Albatros-S

Class overview
- Name: Albatros-S
- Builders: Aselsan
- Operators: Turkish Navy

General characteristics Albatros-S
- Type: Unmanned surface vehicle
- Length: 7.20 m (23.6 ft)
- Beam: 2 m (6 ft 7 in)
- Speed: 40 kn (74 km/h; 46 mph)
- Range: 200 nmi (370 km; 230 mi)

= Aselsan Albatros-S =

Turkish unmanned combat surface vessel

Albatros-S is a Turkish unmanned surface vessel (USV) swarm of the Turkish Navy developed by the Turkish defense company Aselsan.

== History ==
The USV Albatros-S (Albatros-S İnsansız Deniz Aracı, Albatros-S İDA) was developed by the Turkish state-owned defense company Aselsan for the needs of the Turkish Naval Forces. The USV can attack targets in swarm of eight.

In October 2023, a test firing was carried out off Mersin coast in the Mediterranean Sea, at which the target was destroyed when the explosive of Roketsan contained in the USV hit the target on the sea at a high speed and detonated, in the role of a suicide attack (Kamikaze) craft.

== Characteristics ==
 Albatros-S is an unmanned marine vehicle swarm system that has a high level of autonomy and can navigate and perform tasks in a swarm formation independent of central control. She can operate in reconnaissance and surveillance, engaging the Target with single or multiple crafts, coast guard patrol and assault, base/port defense.

She features autonomous navigation, task ability to perform solo or swarm, avoiding Fixed and moving obstacles and new route creating, high ppeed and maneuverability, low radar and infrared cross section, navigational radar, anti–jam GNSS System.
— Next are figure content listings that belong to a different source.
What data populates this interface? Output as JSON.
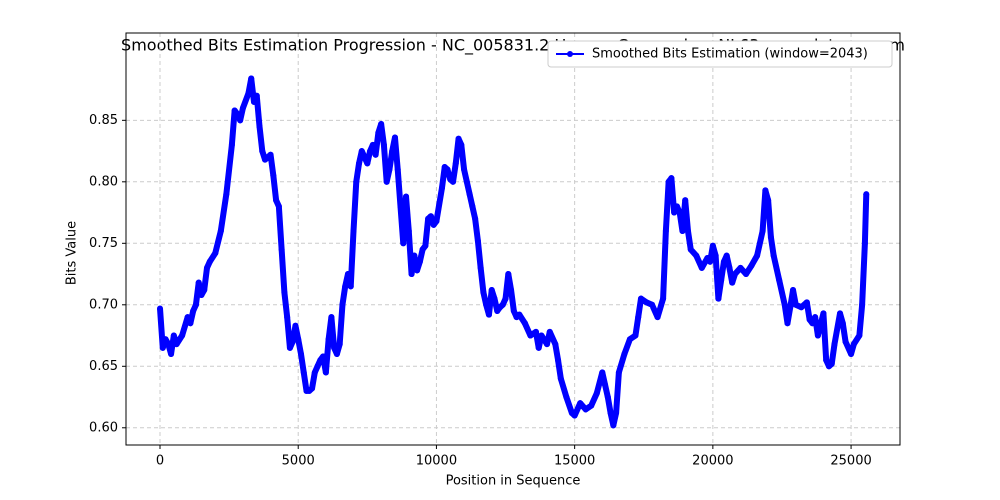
{
  "chart_data": {
    "type": "line",
    "title": "Smoothed Bits Estimation Progression - NC_005831.2 Human Coronavirus NL63, complete genom",
    "xlabel": "Position in Sequence",
    "ylabel": "Bits Value",
    "x": [
      0,
      100,
      200,
      300,
      400,
      500,
      600,
      800,
      1000,
      1100,
      1200,
      1300,
      1400,
      1500,
      1600,
      1700,
      1800,
      2000,
      2200,
      2400,
      2600,
      2700,
      2800,
      2900,
      3000,
      3200,
      3300,
      3400,
      3500,
      3600,
      3700,
      3800,
      3900,
      4000,
      4100,
      4200,
      4300,
      4400,
      4500,
      4600,
      4700,
      4800,
      4900,
      5000,
      5100,
      5200,
      5300,
      5400,
      5500,
      5600,
      5700,
      5800,
      5900,
      6000,
      6100,
      6200,
      6300,
      6400,
      6500,
      6600,
      6700,
      6800,
      6900,
      7000,
      7100,
      7200,
      7300,
      7400,
      7500,
      7600,
      7700,
      7800,
      7900,
      8000,
      8100,
      8200,
      8300,
      8400,
      8500,
      8600,
      8700,
      8800,
      8900,
      9000,
      9100,
      9200,
      9300,
      9400,
      9500,
      9600,
      9700,
      9800,
      9900,
      10000,
      10200,
      10300,
      10400,
      10500,
      10600,
      10700,
      10800,
      10900,
      11000,
      11100,
      11200,
      11300,
      11400,
      11500,
      11600,
      11700,
      11800,
      11900,
      12000,
      12100,
      12200,
      12300,
      12400,
      12500,
      12600,
      12700,
      12800,
      12900,
      13000,
      13200,
      13400,
      13600,
      13700,
      13800,
      14000,
      14100,
      14300,
      14400,
      14500,
      14700,
      14900,
      15000,
      15200,
      15400,
      15600,
      15800,
      16000,
      16100,
      16200,
      16300,
      16400,
      16500,
      16600,
      16800,
      17000,
      17200,
      17300,
      17400,
      17600,
      17800,
      18000,
      18200,
      18300,
      18400,
      18500,
      18600,
      18700,
      18800,
      18900,
      19000,
      19100,
      19200,
      19400,
      19600,
      19800,
      19900,
      20000,
      20100,
      20200,
      20300,
      20400,
      20500,
      20600,
      20700,
      20800,
      21000,
      21200,
      21400,
      21600,
      21800,
      21900,
      22000,
      22100,
      22200,
      22400,
      22600,
      22700,
      22800,
      22900,
      23000,
      23200,
      23400,
      23500,
      23600,
      23700,
      23800,
      24000,
      24100,
      24200,
      24300,
      24400,
      24600,
      24700,
      24800,
      25000,
      25100,
      25300,
      25400,
      25500,
      25550
    ],
    "series": [
      {
        "name": "Smoothed Bits Estimation (window=2043)",
        "color": "#0000ff",
        "values": [
          0.697,
          0.665,
          0.672,
          0.668,
          0.66,
          0.675,
          0.668,
          0.675,
          0.69,
          0.685,
          0.695,
          0.7,
          0.718,
          0.708,
          0.712,
          0.73,
          0.735,
          0.742,
          0.76,
          0.79,
          0.83,
          0.858,
          0.855,
          0.85,
          0.86,
          0.872,
          0.884,
          0.865,
          0.87,
          0.845,
          0.825,
          0.818,
          0.82,
          0.822,
          0.805,
          0.785,
          0.78,
          0.745,
          0.71,
          0.69,
          0.665,
          0.67,
          0.683,
          0.672,
          0.66,
          0.645,
          0.63,
          0.63,
          0.632,
          0.645,
          0.65,
          0.655,
          0.658,
          0.645,
          0.672,
          0.69,
          0.665,
          0.66,
          0.668,
          0.7,
          0.715,
          0.725,
          0.715,
          0.76,
          0.8,
          0.815,
          0.825,
          0.82,
          0.815,
          0.825,
          0.83,
          0.822,
          0.84,
          0.847,
          0.83,
          0.8,
          0.81,
          0.825,
          0.836,
          0.81,
          0.78,
          0.75,
          0.788,
          0.76,
          0.725,
          0.74,
          0.728,
          0.735,
          0.745,
          0.748,
          0.77,
          0.772,
          0.765,
          0.768,
          0.795,
          0.812,
          0.81,
          0.802,
          0.8,
          0.815,
          0.835,
          0.83,
          0.81,
          0.8,
          0.79,
          0.78,
          0.77,
          0.752,
          0.73,
          0.71,
          0.7,
          0.692,
          0.712,
          0.705,
          0.695,
          0.698,
          0.7,
          0.705,
          0.725,
          0.712,
          0.695,
          0.69,
          0.692,
          0.685,
          0.675,
          0.678,
          0.665,
          0.675,
          0.668,
          0.678,
          0.668,
          0.655,
          0.64,
          0.625,
          0.612,
          0.61,
          0.62,
          0.615,
          0.618,
          0.628,
          0.645,
          0.635,
          0.625,
          0.612,
          0.602,
          0.612,
          0.645,
          0.66,
          0.672,
          0.675,
          0.69,
          0.705,
          0.702,
          0.7,
          0.69,
          0.705,
          0.76,
          0.8,
          0.803,
          0.775,
          0.78,
          0.775,
          0.76,
          0.785,
          0.76,
          0.745,
          0.74,
          0.73,
          0.738,
          0.735,
          0.748,
          0.74,
          0.705,
          0.72,
          0.735,
          0.74,
          0.73,
          0.718,
          0.725,
          0.73,
          0.725,
          0.732,
          0.74,
          0.76,
          0.793,
          0.785,
          0.755,
          0.74,
          0.72,
          0.7,
          0.685,
          0.698,
          0.712,
          0.7,
          0.698,
          0.702,
          0.688,
          0.685,
          0.69,
          0.675,
          0.693,
          0.655,
          0.65,
          0.652,
          0.668,
          0.693,
          0.685,
          0.67,
          0.66,
          0.668,
          0.675,
          0.7,
          0.75,
          0.79
        ]
      }
    ],
    "xlim": [
      -1230,
      26770
    ],
    "ylim": [
      0.586,
      0.921
    ],
    "xticks": [
      0,
      5000,
      10000,
      15000,
      20000,
      25000
    ],
    "yticks": [
      {
        "value": 0.6,
        "label": "0.60"
      },
      {
        "value": 0.65,
        "label": "0.65"
      },
      {
        "value": 0.7,
        "label": "0.70"
      },
      {
        "value": 0.75,
        "label": "0.75"
      },
      {
        "value": 0.8,
        "label": "0.80"
      },
      {
        "value": 0.85,
        "label": "0.85"
      }
    ],
    "grid": true,
    "legend": "upper right"
  }
}
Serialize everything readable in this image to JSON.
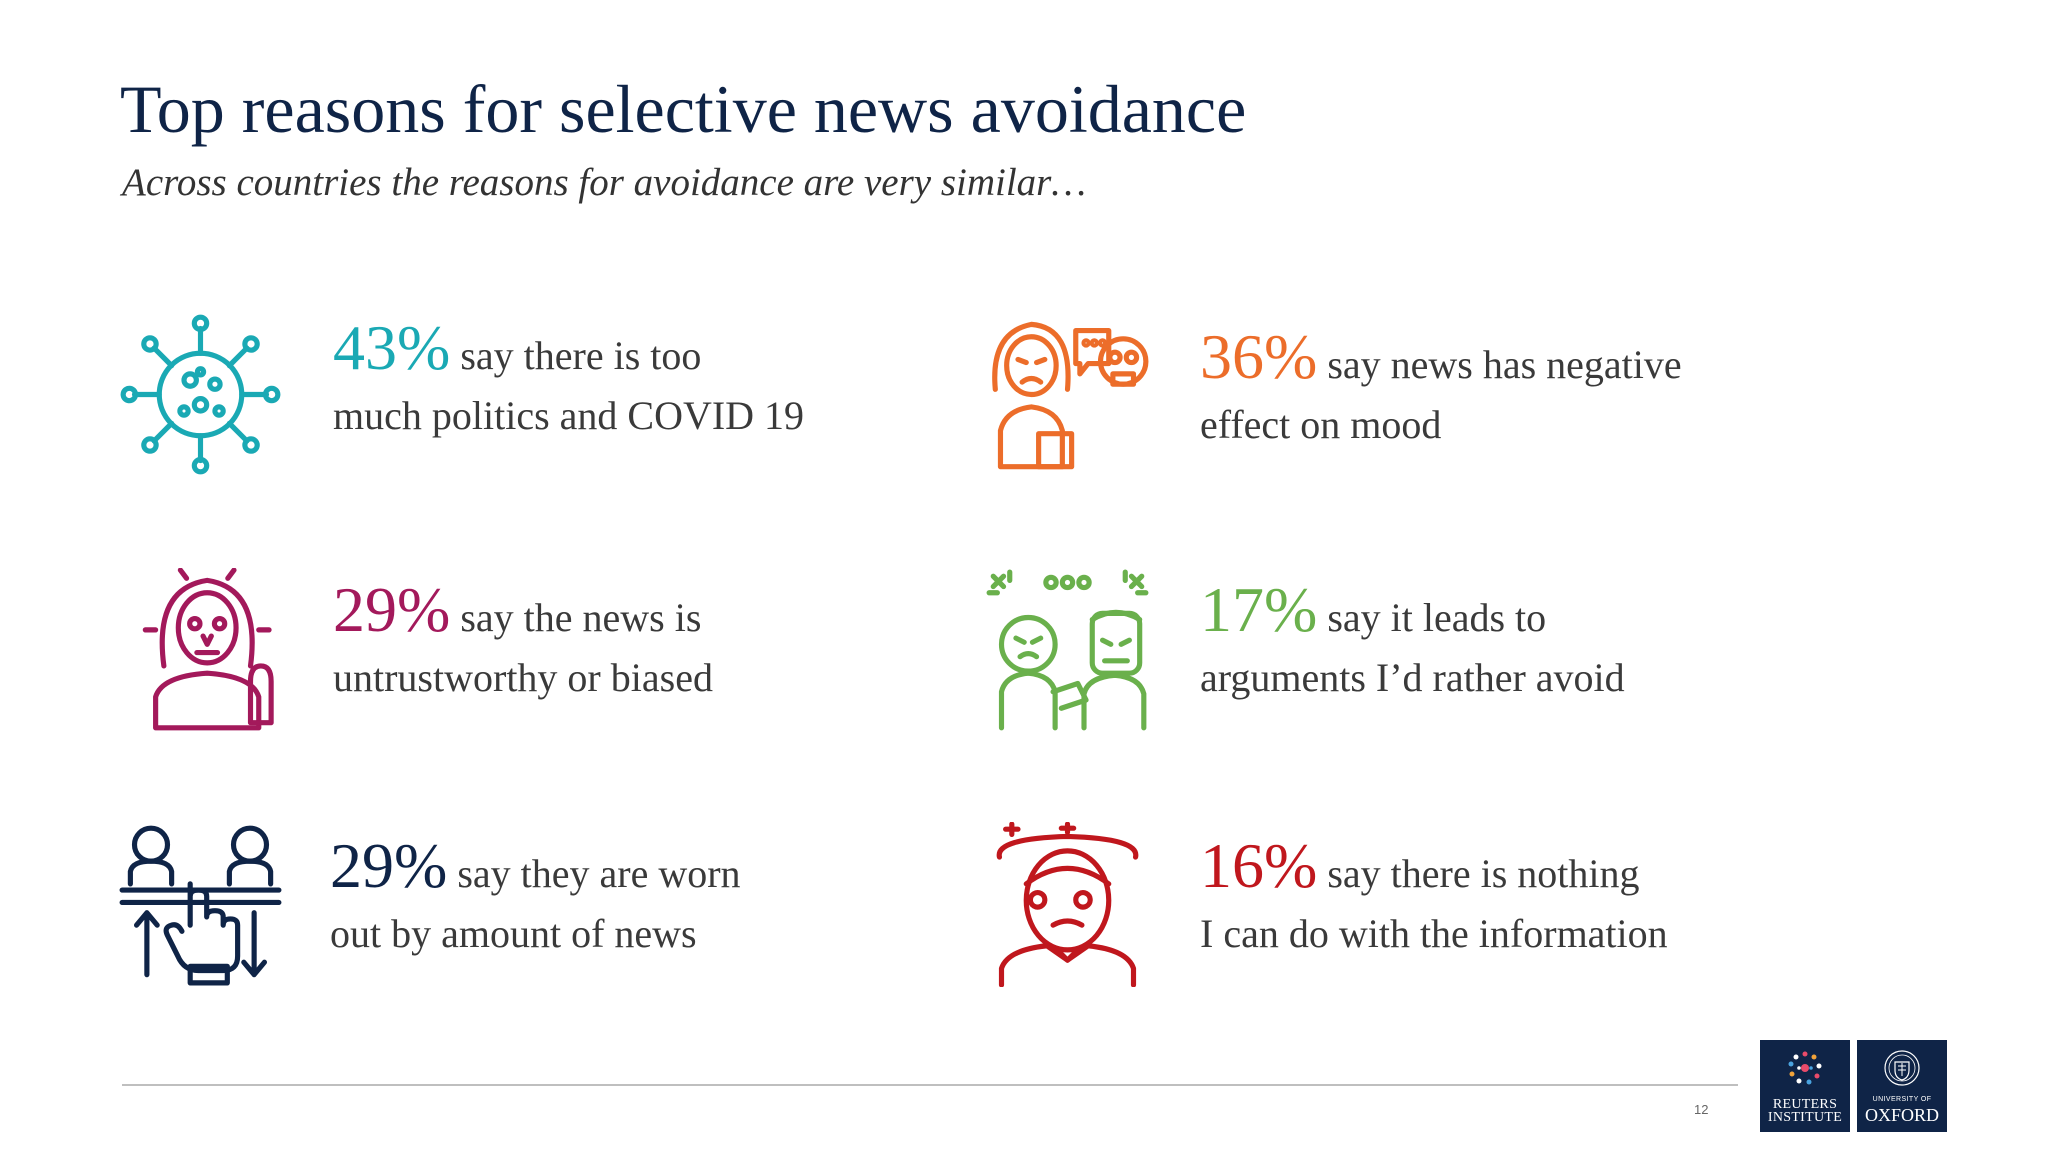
{
  "title": "Top reasons for selective news avoidance",
  "subtitle": "Across countries the reasons for avoidance are very similar…",
  "stats": [
    {
      "percent": "43%",
      "line1": "say there is too",
      "line2": "much politics and COVID 19",
      "color": "#1aa9b4",
      "icon": "virus-icon"
    },
    {
      "percent": "36%",
      "line1": "say news has negative",
      "line2": "effect on mood",
      "color": "#ec6d2a",
      "icon": "upset-person-icon"
    },
    {
      "percent": "29%",
      "line1": "say the news is",
      "line2": "untrustworthy or biased",
      "color": "#a3195b",
      "icon": "distrustful-person-icon"
    },
    {
      "percent": "17%",
      "line1": "say it leads to",
      "line2": "arguments I’d rather avoid",
      "color": "#6ab04c",
      "icon": "argument-icon"
    },
    {
      "percent": "29%",
      "line1": "say they are worn",
      "line2": "out by amount of news",
      "color": "#0f2447",
      "icon": "information-overload-icon"
    },
    {
      "percent": "16%",
      "line1": "say there is nothing",
      "line2": "I can do with the information",
      "color": "#c0171d",
      "icon": "dizzy-person-icon"
    }
  ],
  "footer": {
    "page_number": "12",
    "reuters_logo": [
      "REUTERS",
      "INSTITUTE"
    ],
    "oxford_logo": {
      "small": "UNIVERSITY OF",
      "big": "OXFORD"
    }
  }
}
She is 7.20 m long, and has a beam of 2 m. She weighs 1955 kg and is capable of carrying 250 kg payload. She can cruise at a speed of 40 knot within a range of 200 nmi in total operation time of 10 hours.

She features network radio frequency communication system, narrow-bandwidth satellite communication system and 4.5 G/LTE Communication System.